Assim, a prerrogativa que garante ao estado o monopólio da violência legítima, vem sendo manejado por poderes de facto, nada legítimos na medida em que se impõe pela força com jagunços e milícias. O Poder Judiciário e o Poder Legislativo [5] têm sido historicamente baluartes na defesa da propriedade que, no Brasil, não é a defesa da propriedade simplesmente, mas da grande propriedade. Dos 1965 assassinatos cometidos no campo brasileiro, entre 1985 e 2018, cujas vítimas foram os que lutam para permanecer na terra ou para conquistar um pedaço de terra para viver, somente 117 casos foram a julgamento e somente 33 mandantes foram condenados, segundo a CPT. Em suma, somente 8% do total desses casos [6] de assassinatos foram a julgamento! Um verdadeiro escândalo que nos autoriza a falar da falência das instituições (que deveriam ser) públicas, posto que atuam a favor dos “donos do poder”, conforme a consagrada expressão do jurista Raimundo Faoro.
Eis o chamado desenvolvimento desigual e combinado na geografia da sociedade brasileira onde a chamada acumulação primitiva se mostra como a contraface da acumulação civilizada ou, ainda, nos mostra como civilização e barbárie caminham juntas sob o capitalismo. Não esqueçamos que no fundo da reportagem estavam os povos indígenas. Passemos a palavra a um deles, Ailton Krenak, que nos propõe outras conexões.
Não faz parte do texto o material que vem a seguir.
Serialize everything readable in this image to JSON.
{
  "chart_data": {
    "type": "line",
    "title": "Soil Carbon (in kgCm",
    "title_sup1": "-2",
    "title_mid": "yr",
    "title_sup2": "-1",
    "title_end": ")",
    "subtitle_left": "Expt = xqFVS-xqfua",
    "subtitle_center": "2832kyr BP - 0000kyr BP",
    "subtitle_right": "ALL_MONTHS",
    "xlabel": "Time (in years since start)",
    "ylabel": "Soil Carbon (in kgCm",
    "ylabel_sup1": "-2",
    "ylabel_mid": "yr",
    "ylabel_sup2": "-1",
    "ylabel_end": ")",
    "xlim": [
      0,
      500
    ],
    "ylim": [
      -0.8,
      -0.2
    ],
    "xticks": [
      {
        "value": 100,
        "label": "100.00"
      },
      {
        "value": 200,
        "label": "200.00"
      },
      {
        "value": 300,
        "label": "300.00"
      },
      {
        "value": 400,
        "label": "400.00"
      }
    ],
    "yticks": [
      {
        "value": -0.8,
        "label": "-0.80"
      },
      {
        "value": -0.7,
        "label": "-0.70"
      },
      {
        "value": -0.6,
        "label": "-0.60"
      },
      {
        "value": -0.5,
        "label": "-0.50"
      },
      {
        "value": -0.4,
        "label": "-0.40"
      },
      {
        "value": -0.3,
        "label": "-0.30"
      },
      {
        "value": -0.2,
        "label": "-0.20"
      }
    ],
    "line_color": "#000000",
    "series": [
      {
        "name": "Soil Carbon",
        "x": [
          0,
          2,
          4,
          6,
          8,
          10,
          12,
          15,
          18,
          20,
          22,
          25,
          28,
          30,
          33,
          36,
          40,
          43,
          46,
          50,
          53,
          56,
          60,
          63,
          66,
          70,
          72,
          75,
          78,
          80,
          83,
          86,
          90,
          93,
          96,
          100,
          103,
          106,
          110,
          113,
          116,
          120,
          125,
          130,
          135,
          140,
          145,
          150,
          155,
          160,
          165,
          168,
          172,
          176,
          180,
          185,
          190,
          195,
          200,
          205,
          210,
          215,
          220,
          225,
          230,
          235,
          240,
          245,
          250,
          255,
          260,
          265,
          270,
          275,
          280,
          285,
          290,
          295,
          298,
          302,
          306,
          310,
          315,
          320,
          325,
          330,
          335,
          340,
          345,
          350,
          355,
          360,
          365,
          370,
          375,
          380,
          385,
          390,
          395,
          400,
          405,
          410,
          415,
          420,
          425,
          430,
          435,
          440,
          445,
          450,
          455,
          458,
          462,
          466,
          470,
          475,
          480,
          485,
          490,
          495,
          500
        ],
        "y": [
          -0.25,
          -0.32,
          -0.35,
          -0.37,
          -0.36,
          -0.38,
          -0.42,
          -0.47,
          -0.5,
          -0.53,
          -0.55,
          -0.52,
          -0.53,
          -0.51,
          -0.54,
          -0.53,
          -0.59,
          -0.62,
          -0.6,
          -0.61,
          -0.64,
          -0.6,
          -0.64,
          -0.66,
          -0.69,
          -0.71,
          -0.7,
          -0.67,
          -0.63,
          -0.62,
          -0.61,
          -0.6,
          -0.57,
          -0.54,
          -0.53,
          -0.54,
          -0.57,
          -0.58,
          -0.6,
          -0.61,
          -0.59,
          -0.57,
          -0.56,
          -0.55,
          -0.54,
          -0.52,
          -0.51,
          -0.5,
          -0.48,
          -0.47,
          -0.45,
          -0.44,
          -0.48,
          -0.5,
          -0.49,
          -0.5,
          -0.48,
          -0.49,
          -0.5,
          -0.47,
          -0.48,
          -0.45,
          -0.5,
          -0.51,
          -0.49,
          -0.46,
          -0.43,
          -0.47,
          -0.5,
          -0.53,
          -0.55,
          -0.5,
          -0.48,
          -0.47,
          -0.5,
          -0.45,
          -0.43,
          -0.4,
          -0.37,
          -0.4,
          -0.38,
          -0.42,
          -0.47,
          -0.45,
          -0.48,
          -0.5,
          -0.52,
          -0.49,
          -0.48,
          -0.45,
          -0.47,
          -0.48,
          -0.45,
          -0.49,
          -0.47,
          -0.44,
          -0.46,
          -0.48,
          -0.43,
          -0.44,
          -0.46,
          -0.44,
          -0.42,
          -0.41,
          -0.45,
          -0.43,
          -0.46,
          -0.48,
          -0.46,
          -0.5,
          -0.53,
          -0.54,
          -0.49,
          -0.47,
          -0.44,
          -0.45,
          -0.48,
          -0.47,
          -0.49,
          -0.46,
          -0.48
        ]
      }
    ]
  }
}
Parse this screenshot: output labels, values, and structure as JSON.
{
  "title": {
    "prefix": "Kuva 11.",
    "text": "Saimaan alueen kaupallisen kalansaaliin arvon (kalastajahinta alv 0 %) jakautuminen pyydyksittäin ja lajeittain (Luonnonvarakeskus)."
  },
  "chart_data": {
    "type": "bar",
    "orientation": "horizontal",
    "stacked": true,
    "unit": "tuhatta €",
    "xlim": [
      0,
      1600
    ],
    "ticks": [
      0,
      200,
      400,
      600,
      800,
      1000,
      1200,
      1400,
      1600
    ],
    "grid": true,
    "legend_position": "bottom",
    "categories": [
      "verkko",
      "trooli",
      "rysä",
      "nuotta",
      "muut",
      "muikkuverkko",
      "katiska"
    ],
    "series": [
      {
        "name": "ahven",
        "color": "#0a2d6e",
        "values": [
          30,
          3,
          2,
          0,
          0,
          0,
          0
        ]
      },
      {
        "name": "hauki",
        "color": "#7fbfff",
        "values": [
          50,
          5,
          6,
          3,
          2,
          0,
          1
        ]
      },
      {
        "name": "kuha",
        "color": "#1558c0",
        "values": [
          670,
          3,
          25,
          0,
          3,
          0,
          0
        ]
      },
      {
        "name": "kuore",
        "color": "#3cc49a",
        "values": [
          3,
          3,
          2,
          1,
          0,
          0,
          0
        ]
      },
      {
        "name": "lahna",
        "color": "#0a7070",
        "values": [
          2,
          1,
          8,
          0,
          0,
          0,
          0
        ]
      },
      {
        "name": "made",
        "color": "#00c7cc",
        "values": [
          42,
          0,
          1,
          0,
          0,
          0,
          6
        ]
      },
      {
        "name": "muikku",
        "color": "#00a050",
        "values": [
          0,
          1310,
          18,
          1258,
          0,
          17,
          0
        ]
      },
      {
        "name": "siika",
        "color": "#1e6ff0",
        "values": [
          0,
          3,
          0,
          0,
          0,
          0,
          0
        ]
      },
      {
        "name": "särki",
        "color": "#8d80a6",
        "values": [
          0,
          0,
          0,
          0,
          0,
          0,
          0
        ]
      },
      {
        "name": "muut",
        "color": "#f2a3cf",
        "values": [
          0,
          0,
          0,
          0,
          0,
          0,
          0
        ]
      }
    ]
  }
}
“Nossos territórios estão sendo invadidos por garimpeiros e madeireiros. Tem bandidos armados invadindo as terras indígenas e matando os índios. E o resto dos brasileiros fica assistindo isso como se nós continuássemos, ainda, em uma guerra colonial, de ocupação do Brasil. Está na hora de os brasileiros tomarem vergonha na cara e ficarem de pé, e se fazerem respeitar. Se vocês acham que os índios devem ser mortos logo, então tornem público isso. Se não, vocês se levantem juntos com índios e enfrentem essa corja que está tentando nos matar” (Ailton Krenak).

Notas
1 – Enquanto a área total cultivada do Brasil aumentou em 44%, entre 1989 e 2019, a soja aumentou sua área cultivada em 193%, no mesmo período.2 –  O escândalo da exportação de madeira ilegal, que veio a público em maio de 2021, acusa o envolvimento do Ministro do Meio Ambiente, Sr.  Ricardo Salles, e vários funcionários do Ibama, inclusive seu Presidente, o Sr. Eduardo Fortunato Bim, revelaria, ainda, a escala internacional. 3 –  Consultar a reportagem “Áudios e vídeos revelam detalhes de esquema de grilagem dentro de terras indígenas” em https/www.facebook.com/pachamamaeditora/posts/2654420298163056. Acesso em 23 de abril de 2020.4 –  O município de Senador Porfírio citado na reportagem e que recebera centenas de posseiros localiza-se na Amazônia, na região de Altamira, no Sul do Pará.5 –  Nos últimos anos várias leis vêm sendo aprovadas regularizando terras ilegalmente apropriadas, através das MPs da Grilagem como vêm sendo sucessivamente chamadas. 6 –  Entre 1985 e 2019 foram registrados 1965 assassinatos que correspondem a 1463 casos, pois em algumas dessas ocorrências foram assassinadas mais de uma pessoa. Os 8% acima indicados foram calculados sobre o total de casos, 1463, e não pessoas assassinadas, 1965.